A primeira pesquisa de opinião divulgada após o cessar‑fogo pintou um quadro problemático para Netanyahu: 63% dos israelenses avaliaram negativamente os resultados da campanha e menos da metade aprovou o desempenho do premiê. O contraste entre expectativas e resultados aparece também em levantamentos do Instituto de Estudos de Segurança Nacional: na abertura dos combates 69% esperavam que a ação enfraquecesse significativamente o Irã; em pesquisa posterior esse número caiu para 43,5%. A população entrou no conflito com expectativa alta — pesquisas apontavam apoio superior a 80% — e agora sente que o custo não foi compensado por ganhos claros.
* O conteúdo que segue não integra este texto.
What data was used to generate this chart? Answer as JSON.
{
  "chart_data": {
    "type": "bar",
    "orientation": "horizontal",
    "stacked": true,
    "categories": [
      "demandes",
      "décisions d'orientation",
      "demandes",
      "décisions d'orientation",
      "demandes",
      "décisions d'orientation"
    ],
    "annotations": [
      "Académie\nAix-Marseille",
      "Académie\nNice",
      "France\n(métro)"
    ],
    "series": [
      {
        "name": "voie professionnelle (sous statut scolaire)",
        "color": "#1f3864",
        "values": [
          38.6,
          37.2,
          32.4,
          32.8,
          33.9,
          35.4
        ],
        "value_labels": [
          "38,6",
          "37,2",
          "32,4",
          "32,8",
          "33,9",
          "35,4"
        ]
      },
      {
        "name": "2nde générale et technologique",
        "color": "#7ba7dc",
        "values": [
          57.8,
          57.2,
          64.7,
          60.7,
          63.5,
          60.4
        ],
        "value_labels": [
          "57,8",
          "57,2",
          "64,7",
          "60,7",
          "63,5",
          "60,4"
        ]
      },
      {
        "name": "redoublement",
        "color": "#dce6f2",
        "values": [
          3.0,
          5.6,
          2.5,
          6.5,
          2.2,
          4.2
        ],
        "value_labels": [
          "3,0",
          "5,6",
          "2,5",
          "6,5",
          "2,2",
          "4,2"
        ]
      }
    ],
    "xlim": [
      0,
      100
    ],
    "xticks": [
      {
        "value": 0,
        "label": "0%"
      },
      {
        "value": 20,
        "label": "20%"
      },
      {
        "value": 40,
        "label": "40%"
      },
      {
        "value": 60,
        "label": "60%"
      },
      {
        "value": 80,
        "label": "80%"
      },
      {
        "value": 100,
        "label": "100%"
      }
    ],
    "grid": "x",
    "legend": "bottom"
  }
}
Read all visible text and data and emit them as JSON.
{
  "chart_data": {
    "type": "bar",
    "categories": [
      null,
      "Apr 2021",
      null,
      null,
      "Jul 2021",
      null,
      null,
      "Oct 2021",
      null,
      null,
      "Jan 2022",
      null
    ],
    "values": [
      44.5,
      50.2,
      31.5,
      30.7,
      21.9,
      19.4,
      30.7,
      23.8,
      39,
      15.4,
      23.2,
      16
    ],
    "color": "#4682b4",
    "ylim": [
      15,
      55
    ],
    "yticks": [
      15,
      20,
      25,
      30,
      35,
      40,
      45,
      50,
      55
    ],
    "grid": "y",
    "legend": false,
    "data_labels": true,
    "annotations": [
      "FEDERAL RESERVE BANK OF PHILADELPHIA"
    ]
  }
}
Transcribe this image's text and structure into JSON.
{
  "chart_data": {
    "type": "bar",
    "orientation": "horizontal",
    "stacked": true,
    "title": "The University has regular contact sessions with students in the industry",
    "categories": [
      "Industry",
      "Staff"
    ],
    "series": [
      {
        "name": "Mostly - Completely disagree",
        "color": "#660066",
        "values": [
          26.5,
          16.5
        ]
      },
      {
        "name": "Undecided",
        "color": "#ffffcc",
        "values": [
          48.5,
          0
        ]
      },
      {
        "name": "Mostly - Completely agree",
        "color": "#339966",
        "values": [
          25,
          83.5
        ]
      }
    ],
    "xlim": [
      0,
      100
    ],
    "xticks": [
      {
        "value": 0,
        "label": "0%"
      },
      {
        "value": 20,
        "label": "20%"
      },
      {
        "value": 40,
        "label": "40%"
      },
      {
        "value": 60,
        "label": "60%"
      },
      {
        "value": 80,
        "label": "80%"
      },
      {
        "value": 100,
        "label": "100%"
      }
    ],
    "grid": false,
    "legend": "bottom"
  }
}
A reação política foi imediata e transversal. O principal bloco de oposição aproveitou para reforçar o argumento de que a força militar, sem estratégia diplomática eficaz, não proporciona vitórias decisivas. Figuras próximas ao premiê demonstraram frustração pública e, em alguns casos, retrataram insegurança sobre os desdobramentos do acordo. Esse desgaste tem efeito direto na capacidade de Netanyahu de ‘vender’ ao eleitorado um resultado palpável capaz de reverter anos de perda de terreno nas pesquisas — sua coalizão vem atrás da oposição há mais de dois anos.
Do ponto de vista eleitoral, o cessar‑fogo muda a equação: reduz o capital político que o governo poderia capitalizar com uma vitória clara e aumenta a exigência de resultados concretos em outras frentes. Não se trata de uma sentença definitiva — pesquisas são retratos momentâneos —, mas os números já funcionam como indicador de pressão sobre a estratégia do premiê e sobre a narrativa de segurança que vinha conduzindo sua campanha. A tarefa agora é transformar limitações militares e diplomáticas em proposta crível para o eleitor, sob maior escrutínio público.